Anti-abortion article

Diary of an Unborn Child is the title of an anonymously-written anti-abortion article which was first read on the floor of the New York Senate in 1970. The article reappeared in 1980, and was turned into a song in 2005.

==Timeline of the article==
The original Diary of an Unborn Child was read on the floor of the New York State Senate by Republican Senate Majority Leader Earl W. Brydges on 11 April 1970. The New York Senate eventually struck down the state abortion law (31-26) in spite of Senator Brydges efforts.

The next appearance of this article was in 1980 when the article was published by the Watch Tower Bible and Tract Society in the 22 May 1980 issue of its Awake! magazine. Written in the first person, it is formatted to read as the "diary" of a fetus, chronicling the process of fetal development from an in-utero perspective, beginning with conception on 2 October and ending in an induced abortion on 28 December. The piece is intended to make readers reconsider their position on the morality of abortion.
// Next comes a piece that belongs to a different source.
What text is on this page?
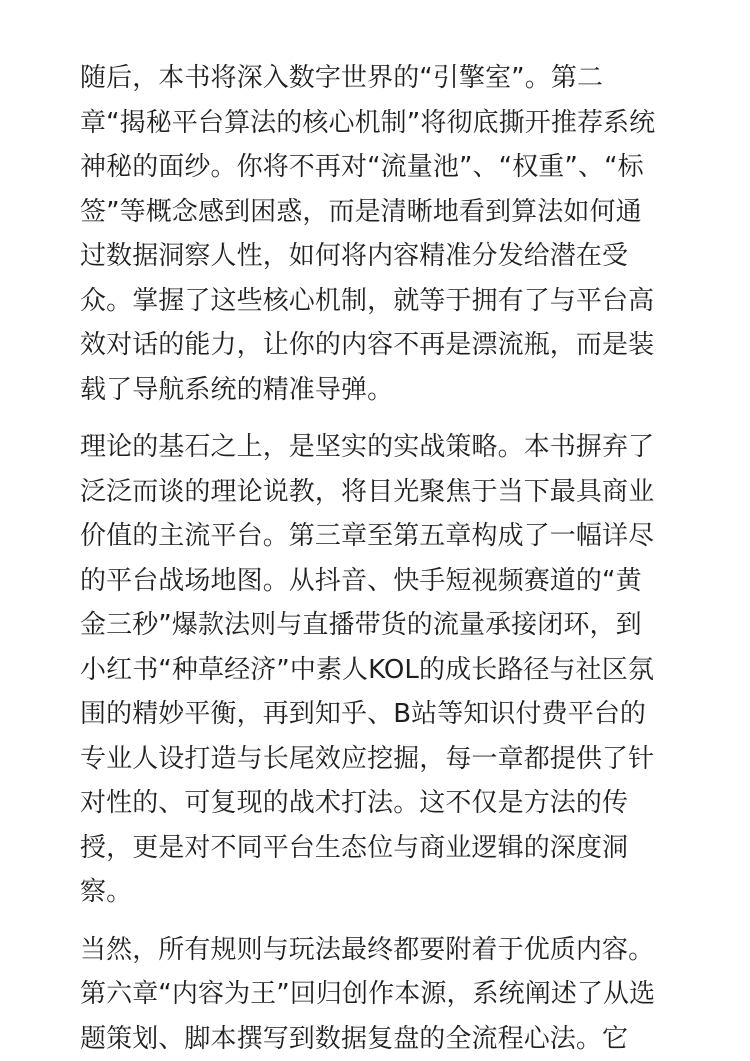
随后，本书将深入数字世界的“引擎室”。第二章“揭秘平台算法的核心机制”将彻底撕开推荐系统神秘的面纱。你将不再对“流量池”、“权重”、“标签”等概念感到困惑，而是清晰地看到算法如何通过数据洞察人性，如何将内容精准分发给潜在受众。掌握了这些核心机制，就等于拥有了与平台高效对话的能力，让你的内容不再是漂流瓶，而是装载了导航系统的精准导弹。

理论的基石之上，是坚实的实战策略。本书摒弃了泛泛而谈的理论说教，将目光聚焦于当下最具商业价值的主流平台。第三章至第五章构成了一幅详尽的平台战场地图。从抖音、快手短视频赛道的“黄金三秒”爆款法则与直播带货的流量承接闭环，到小红书“种草经济”中素人KOL的成长路径与社区氛围的精妙平衡，再到知乎、B站等知识付费平台的专业人设打造与长尾效应挖掘，每一章都提供了针对性的、可复现的战术打法。这不仅是方法的传授，更是对不同平台生态位与商业逻辑的深度洞察。

当然，所有规则与玩法最终都要附着于优质内容。第六章“内容为王”回归创作本源，系统阐述了从选题策划、脚本撰写到数据复盘的全流程心法。它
The article was adapted into the song Diary of an Unborn Child by Mark Fox released on his album Lil' Markie Volume 1. The chorus (words and music) at the end are written by Rick and Rosemary Wilhelm. The song is sung from the point of view of a male fetus in utero, from his conception to his abortion. In between, the fetus's character chronicles his development. The fetus's character expresses, among other things:
- excitement to see the real world
- a desire to be named "Andy" (with comments that the parents, not knowing the gender, are probably using the name "Barbara")
- a desire to meet his mother

Reactions to this song have been divided. Some in the anti-abortion movement use the song, or minor variations of it, as justification for their policies. However, the song, and Fox's work in general, has arguably gained most of its recognition in the pro-choice blogosphere, where people often post it as an unintentionally amusing form of black humor or camp. The Diary of an Unborn Child has also been played as a recurring audio clip in comedy podcasts, such as Distorted View Daily.

==In popular culture==
Segments of the diary are read aloud in the 2021 film Roe v. Wade.